Rabu, 11 September 2019 – 20:00 WIB

Prof Yusril Ihza Mahendra

Prof Yusril Ihza Mahendra

JAKARTA, REQnews - Ribut-ribut soal revisi UU Nomor 32 Tahun 2002 tentang Komisi Pemberantasan Tindak Pidana Korupsi atau UU KPK masih berlangsung hingga saat ini. Adu pendapat para pakar menghiasi pemberitaan di Tanah Air.

Lalu, seperti apa pandangan pakar Hukum Tata Negara Prof Yusril Ihza Mahendra terhadap revisi UU KPK tersebut?

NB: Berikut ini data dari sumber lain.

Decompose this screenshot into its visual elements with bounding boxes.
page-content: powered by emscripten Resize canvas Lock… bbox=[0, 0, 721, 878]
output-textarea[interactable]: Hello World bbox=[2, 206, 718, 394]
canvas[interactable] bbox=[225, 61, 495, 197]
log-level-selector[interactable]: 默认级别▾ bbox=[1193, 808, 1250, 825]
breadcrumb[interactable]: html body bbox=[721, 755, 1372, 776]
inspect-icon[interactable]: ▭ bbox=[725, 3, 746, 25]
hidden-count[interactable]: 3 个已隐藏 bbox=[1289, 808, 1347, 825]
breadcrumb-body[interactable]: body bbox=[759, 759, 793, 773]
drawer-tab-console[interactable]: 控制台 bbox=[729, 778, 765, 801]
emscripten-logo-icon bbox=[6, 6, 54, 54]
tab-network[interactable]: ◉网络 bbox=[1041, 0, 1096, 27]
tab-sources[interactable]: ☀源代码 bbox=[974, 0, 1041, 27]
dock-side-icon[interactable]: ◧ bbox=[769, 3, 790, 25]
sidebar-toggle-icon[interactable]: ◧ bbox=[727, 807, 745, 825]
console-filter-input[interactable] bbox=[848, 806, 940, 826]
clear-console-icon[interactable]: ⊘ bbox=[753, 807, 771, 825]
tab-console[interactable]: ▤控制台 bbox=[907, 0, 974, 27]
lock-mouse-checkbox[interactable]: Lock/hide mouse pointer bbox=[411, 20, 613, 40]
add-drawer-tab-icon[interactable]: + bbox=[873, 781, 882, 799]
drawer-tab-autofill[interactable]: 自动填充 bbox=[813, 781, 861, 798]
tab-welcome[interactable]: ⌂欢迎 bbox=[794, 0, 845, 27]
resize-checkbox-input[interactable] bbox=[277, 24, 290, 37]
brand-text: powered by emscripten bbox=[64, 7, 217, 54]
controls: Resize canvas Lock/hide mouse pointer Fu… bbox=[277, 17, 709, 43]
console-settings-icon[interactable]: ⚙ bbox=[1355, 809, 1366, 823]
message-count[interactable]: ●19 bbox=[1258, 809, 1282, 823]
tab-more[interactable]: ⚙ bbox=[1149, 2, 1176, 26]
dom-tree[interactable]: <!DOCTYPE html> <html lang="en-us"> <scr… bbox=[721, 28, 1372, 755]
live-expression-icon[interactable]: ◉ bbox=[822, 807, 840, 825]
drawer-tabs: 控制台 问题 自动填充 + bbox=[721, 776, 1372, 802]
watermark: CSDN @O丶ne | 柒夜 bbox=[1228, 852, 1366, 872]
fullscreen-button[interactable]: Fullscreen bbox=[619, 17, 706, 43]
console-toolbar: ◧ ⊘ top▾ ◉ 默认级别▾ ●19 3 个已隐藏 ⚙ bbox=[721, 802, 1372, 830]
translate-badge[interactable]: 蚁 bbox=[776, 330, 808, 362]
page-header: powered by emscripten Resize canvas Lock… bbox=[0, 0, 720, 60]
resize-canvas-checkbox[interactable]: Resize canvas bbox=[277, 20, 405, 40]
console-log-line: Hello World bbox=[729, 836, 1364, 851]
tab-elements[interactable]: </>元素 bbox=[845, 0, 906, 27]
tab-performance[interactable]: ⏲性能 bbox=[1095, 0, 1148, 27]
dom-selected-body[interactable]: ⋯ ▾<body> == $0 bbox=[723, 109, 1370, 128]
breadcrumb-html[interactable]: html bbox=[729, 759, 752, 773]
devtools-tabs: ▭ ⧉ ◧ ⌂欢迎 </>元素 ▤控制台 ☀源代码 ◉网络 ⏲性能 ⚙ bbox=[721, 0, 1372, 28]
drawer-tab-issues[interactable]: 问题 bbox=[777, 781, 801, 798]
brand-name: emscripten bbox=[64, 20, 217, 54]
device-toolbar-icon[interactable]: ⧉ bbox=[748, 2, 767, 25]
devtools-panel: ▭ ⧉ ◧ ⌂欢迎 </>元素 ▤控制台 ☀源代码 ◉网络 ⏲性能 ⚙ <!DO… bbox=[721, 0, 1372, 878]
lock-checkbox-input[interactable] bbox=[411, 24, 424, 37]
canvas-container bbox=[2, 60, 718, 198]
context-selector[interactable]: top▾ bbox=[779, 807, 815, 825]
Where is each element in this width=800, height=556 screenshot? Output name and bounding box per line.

Yusril ternyata mendukung langkah DPR RI dan pemerintah untuk merevisi UU tersebut. Menurutnya, sejak 2002 lalu disahkan, sudah saatnya UU itu dievaluasi agar relevan dengan masa sekarang.

"Setelah berlaku 16 tahun lamanya sampai sekarang, saya kira sudah layak dilakukan evaluasi, mana yang perlu diperbaiki dan disempurnakan," ujar Yusril di Jakarta, Rabu 11 September 2019.

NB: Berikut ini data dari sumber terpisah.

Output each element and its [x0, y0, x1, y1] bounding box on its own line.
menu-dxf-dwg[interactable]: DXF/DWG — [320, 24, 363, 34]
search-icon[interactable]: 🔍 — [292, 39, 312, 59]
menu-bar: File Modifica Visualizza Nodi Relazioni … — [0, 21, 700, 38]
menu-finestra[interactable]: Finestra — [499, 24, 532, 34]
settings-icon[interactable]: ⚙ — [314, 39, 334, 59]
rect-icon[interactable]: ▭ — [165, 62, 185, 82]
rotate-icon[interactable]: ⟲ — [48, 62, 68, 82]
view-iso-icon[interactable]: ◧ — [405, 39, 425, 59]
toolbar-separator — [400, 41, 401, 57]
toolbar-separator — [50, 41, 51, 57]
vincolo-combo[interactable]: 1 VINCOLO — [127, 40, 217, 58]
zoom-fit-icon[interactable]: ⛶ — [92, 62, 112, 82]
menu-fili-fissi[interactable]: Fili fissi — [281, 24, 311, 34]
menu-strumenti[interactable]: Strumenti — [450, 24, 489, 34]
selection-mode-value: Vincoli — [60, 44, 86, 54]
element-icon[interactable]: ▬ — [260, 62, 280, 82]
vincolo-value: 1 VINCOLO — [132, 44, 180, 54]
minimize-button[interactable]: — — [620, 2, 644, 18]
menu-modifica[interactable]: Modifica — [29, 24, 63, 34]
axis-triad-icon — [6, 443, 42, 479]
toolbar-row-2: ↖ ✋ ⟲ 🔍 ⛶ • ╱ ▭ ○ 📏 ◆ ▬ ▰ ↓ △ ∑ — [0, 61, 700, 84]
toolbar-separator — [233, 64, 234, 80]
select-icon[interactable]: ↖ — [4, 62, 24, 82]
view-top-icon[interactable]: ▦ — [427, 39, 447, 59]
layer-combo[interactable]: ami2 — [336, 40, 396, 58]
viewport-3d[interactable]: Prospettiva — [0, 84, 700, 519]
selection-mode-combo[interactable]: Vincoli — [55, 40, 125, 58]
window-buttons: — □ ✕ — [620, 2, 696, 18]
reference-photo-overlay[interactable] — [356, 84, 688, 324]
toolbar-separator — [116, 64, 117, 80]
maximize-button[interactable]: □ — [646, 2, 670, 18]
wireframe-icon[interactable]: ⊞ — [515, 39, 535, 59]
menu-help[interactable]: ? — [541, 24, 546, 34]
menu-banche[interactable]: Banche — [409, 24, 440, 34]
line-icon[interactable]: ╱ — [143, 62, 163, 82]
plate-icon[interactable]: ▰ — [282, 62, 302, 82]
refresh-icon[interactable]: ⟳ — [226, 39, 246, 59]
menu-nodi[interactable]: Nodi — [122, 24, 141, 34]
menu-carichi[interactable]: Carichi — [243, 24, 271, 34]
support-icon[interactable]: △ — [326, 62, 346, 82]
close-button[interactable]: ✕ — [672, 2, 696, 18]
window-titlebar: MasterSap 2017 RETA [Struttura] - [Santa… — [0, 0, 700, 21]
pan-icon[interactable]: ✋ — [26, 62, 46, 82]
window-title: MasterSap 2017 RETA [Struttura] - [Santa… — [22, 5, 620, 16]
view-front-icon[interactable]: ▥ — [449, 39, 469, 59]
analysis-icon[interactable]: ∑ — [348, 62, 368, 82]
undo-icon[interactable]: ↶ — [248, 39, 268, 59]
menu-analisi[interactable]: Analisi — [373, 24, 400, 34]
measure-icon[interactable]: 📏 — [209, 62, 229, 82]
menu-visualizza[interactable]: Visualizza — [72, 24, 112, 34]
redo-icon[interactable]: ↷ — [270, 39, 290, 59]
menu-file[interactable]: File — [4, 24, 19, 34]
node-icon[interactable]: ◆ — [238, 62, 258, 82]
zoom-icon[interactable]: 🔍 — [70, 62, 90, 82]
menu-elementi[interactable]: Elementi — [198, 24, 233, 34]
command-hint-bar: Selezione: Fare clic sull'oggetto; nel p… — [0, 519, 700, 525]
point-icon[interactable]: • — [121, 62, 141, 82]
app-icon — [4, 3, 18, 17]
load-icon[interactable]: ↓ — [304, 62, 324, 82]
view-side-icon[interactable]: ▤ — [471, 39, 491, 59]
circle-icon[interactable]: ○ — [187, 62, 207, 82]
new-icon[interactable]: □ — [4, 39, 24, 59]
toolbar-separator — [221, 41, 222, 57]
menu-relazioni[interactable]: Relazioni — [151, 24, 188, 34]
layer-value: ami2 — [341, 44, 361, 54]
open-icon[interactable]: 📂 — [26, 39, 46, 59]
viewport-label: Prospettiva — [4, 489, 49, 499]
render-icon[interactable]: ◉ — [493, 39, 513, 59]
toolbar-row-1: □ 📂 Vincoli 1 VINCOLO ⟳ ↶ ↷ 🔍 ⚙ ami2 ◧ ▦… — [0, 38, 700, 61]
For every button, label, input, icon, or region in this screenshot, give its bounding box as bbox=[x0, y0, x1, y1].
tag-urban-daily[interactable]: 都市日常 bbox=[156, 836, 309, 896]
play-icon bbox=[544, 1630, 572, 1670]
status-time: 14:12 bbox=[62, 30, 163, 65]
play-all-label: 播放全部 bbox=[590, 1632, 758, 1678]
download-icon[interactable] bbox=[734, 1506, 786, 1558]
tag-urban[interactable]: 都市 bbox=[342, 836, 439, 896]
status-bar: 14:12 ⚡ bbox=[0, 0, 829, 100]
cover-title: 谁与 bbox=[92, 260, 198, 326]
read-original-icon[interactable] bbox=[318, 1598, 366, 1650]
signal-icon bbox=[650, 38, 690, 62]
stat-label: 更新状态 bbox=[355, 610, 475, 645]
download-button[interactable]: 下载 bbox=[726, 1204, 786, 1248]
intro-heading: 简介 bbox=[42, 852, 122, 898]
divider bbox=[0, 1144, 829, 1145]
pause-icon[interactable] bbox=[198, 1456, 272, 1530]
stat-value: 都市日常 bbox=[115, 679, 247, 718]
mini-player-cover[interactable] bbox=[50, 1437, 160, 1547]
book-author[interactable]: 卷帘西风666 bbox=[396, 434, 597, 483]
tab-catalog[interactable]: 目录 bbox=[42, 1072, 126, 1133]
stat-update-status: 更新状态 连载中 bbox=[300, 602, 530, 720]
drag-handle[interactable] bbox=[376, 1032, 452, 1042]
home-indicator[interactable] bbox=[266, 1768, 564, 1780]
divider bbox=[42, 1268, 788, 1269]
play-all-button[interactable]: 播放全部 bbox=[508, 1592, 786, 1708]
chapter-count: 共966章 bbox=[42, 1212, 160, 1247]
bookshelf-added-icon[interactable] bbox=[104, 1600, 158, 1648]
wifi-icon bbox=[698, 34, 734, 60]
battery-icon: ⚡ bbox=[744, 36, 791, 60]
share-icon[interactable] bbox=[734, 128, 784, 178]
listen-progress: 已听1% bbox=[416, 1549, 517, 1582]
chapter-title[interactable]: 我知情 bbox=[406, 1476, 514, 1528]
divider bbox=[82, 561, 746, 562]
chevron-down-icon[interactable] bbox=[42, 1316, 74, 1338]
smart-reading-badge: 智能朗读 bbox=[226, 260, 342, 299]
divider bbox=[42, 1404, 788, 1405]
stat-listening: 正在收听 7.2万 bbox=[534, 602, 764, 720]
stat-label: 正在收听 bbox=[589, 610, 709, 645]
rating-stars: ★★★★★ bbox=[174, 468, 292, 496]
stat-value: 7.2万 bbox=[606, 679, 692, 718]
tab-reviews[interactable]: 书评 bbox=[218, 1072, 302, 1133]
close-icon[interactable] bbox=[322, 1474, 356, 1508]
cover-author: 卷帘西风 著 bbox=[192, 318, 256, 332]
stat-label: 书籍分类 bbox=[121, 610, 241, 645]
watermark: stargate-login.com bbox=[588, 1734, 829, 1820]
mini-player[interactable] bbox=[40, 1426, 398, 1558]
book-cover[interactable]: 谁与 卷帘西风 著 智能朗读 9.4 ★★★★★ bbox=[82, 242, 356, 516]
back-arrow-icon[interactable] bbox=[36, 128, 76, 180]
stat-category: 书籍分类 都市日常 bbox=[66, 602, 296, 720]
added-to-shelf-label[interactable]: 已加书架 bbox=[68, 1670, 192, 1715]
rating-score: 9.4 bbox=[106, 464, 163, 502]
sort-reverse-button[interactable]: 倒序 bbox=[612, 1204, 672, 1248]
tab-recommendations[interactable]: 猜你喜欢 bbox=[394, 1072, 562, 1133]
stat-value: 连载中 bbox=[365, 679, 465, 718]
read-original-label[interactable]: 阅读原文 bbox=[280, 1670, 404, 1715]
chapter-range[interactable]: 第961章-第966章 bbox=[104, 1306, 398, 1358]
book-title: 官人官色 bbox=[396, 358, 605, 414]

Apalagi, Yusril mengaku paham betul dengan UU itu, karena ia terlibat dalam penyusunannya pada 2002 lalu. Ia menyebut, revisi itu adalah hal yang normal, dan telah lama diajukan oleh DPR, namun tak direspons presiden.

Secara tegas, mantan ketua tim hukum TKN Jokowi-Ma'ruf itu berkata tak ada lembaga yang kebal terhadap evaluasi, bahkan KPK sekalipun. 

"Kalau memang ada yang perlu diperbaiki silahkan diperbaiki ya direvisi. Tugas saya pertama kali menyusun UU KPK sudah selesai," kata Yusril.

Yusril juga merespons poin yang diusulkan dalam Revisi UU KPK, yakni Dewan Pengawas. Ia menilai wajar jika ada lembaga lain yang mengawasi KPK, selain DPR dan BPK.